カヤ先輩の名前を呼んでいたから、カヤ先輩の知り合いだよな……?
次の瞬間、カヤ先輩は男性の方を振り向いて、ビックリしたような声をあげた。
「お父さん!」
「「「えー⁉」」」
カヤ先輩のお父さんは、娘に向かって『久しぶり』と呼びかけると、俺たちの方に向き直る。
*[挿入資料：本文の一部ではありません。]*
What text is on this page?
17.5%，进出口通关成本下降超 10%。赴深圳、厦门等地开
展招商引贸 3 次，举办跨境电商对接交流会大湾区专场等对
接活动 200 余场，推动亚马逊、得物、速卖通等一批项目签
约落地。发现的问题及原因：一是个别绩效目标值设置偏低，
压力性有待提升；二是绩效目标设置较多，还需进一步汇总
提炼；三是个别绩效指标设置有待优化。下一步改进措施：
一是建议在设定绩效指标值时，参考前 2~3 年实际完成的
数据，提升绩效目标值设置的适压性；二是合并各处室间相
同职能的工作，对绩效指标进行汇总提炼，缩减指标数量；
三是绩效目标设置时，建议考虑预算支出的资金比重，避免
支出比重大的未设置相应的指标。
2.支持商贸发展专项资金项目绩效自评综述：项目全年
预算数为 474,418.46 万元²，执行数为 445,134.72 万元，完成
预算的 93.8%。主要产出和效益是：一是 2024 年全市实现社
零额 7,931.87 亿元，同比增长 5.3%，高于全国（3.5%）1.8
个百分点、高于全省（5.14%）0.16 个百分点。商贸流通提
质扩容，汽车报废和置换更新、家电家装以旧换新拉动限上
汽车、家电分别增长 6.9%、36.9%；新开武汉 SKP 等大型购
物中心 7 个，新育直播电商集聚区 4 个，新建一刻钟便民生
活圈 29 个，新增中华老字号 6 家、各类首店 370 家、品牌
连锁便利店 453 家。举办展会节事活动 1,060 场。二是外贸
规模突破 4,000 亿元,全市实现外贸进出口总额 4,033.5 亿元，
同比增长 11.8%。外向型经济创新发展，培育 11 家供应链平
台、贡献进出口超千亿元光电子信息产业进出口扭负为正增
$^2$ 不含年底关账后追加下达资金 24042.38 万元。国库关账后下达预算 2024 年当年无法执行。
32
「初めまして、ルームメイトの皆。カヤの父のサスケです。いつも娘がお世話になっているね」
「カヤ先輩のお父様でしたか……」
「びっくりしました」
「お若いですねー!」
「ハハ、ありがとう」
俺たちもサスケさんに自己紹介をした。
すると、サスケさんはこんなことを聞いてくる。
「学園でのカヤの様子はどうだい? 皆に迷惑かけてないかい?」
「いえ、全くそんなことはありません。むしろ、わたくしたちはカヤ先輩に助けられてばかりです」
「そーです! とっても頼れる先輩ですっ!」
「とてもやさしくて、にゅうがくしたあと、がくえんのことをいろいろおしえてくれました」
「もー! 私を褒めても何も出てこないぞー!」
「それを聞いて安心したよ。いい先輩をやっていたようだね」
サスケさんはカヤ先輩の頭をポンポンと撫でる。カヤ先輩は顔こそ膨れっ面だが、満更でもないような表情が見え隠れしていた。
「そうだ、サスケさん」
「どうしたんだい、フォルゼリーナちゃん?」
「わたしたちをこのりょこうにさそってくださって、ありがとうございました」
「どういたしまして……というより、むしろ僕は、君たちにちょっと申し訳ない気さえしているんだ。今回招待したのは、なんというか……それに対する罪滅ぼしの気持ちも入っているのさ」
「……どういうことですか?」
「実は、カヤは晴の月から僕の勤めている会社に入ることになっているんだ。だから、一月もしたら君たちの部屋から出ていくことになってしまう。せめて最後に皆でいい思い出を作ってほしくてね……もうカヤも卒業したし、それほど時間は残っていないからね」
父親としての温かい心遣いに、俺は思わずしんみりしてしまう。
だが次の瞬間、レイ先輩がサスケさんの最後の発言に食いついた。
「え、カヤ先輩、まだ卒業してないよね?」
「え?」
「ちょ、レイ!」
呆けた顔のサスケさんが聞き返すと同時に、カヤ先輩は慌てたような声を出す。
そして、バッとカヤ先輩はサスケさんの方を向くと。
「お父さん、大丈夫だから。私、ちゃんと卒業したから。安心して、ね?」
「……フローレンスちゃん、本当かい?」
「…………」
フローリー先輩は、無言で気まずそうに目を逸らした。
それで確信したのか、サスケさんはカヤ先輩の肩にポン、と手を置いた。
「カヤ。話があるから、こっちに来なさい」
「ワタシ、ソツギョウシタ。ワタシ、ソツギョウシタ」
「こっちに来なさい」
「…………はぃ」
有無を言わさぬ迫力で、サスケさんはカヤ先輩を立ち上がらせる。
「ごめんね、三人とも。ちょっと、カヤと話をしてくるね」
サスケさんはそう言うと、カヤ先輩を連れて建物の方へと歩いていった。